Algeria Algerian Cuisine Algerian Recipes Algerian Food Algerian dishes Cuisine Algerienne Recettes Algerienne North African cuisine Maghreb Cuisine
Halal recipes Ramadan recipes Arab recipes African recipes Berber recipes Amazigh recipes Moroccan recipes Tunisian recipes
chef zadiFarid Zadi
hi,miam miam very yummmmmmmmmmy i love bekbouka, osbane,chtitha bouzelouf;but i have comments?
1.2 cloves of garlic are not enough.it's chtitha!!!!!!!!!!!!
2.olive oil?it would be better to replace it by vegetable oil
3.why not adding coriander.
4.there is no chtitha without chick peas
byyyyyyyyye
Posted by: sihem | June 10, 2008 at 12:44 PM
The bekbouka I saw served in Tlemcen was stuffed tripe.

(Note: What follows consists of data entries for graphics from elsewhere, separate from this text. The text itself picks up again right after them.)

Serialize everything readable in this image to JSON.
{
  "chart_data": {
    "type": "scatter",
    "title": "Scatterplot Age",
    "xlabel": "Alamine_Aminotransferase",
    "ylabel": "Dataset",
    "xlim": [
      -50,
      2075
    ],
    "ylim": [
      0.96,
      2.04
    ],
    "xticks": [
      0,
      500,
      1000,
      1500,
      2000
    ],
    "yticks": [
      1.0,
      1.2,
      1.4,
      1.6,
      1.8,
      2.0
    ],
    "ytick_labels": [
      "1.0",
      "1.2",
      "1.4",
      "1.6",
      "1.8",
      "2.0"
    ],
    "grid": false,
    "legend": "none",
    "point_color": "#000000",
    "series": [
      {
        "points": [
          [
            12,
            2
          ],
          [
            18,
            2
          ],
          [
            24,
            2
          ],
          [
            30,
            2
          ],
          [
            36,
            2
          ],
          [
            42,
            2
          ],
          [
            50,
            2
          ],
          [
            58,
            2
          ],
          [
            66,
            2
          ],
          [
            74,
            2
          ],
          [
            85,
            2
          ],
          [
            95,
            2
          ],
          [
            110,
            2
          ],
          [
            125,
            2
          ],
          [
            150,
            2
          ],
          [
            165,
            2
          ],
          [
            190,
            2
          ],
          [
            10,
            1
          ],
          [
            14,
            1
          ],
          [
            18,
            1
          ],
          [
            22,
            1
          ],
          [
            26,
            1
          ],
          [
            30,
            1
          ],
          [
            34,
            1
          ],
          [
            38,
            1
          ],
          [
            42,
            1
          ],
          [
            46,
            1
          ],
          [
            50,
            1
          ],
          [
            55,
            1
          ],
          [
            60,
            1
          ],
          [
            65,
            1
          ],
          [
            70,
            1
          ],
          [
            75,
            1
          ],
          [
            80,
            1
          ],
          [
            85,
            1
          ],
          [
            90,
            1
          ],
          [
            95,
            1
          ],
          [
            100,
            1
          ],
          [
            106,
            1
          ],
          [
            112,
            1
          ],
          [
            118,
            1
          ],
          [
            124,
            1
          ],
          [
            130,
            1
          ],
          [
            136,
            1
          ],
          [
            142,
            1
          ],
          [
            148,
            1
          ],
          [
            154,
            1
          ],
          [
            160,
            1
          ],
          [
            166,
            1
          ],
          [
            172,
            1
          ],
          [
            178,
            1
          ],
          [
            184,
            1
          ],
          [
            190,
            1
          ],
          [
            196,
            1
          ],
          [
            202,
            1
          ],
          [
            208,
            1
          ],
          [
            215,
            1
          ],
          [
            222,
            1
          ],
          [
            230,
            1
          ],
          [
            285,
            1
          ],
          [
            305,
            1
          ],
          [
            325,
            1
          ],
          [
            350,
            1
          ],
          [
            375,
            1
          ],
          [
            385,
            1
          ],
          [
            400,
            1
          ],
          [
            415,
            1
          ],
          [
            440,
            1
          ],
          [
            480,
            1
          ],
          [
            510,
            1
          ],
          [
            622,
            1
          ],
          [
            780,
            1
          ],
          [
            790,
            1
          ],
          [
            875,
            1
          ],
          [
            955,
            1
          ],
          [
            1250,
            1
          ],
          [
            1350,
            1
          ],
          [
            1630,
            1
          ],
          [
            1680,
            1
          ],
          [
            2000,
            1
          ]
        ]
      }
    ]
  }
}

The sheep stomach was stuffed with seasoned coucous (I believe) and then boiled in a stew with chick peas and potatoes.
Posted by: Narjis | June 19, 2007 at 09:33 PM
Chtithat el Kercha/ El Bekbouka, Algerian Spicy Tripe, Tripe en Sauce. i know this is his is a very common dish found in Algerian restaurants in France. i hv tried during lunch time in my office. lol
elizabeth
News Department Voice of USA
Posted by: Elizabeth | June 24, 2006 at 01:13 PM
bon ramadhan a tout le monde merci farid pour ces recettes
Posted by: jilal | October 23, 2005 at 12:12 PM
Oh my! I LOVE tripe! I'll have to try this recipe.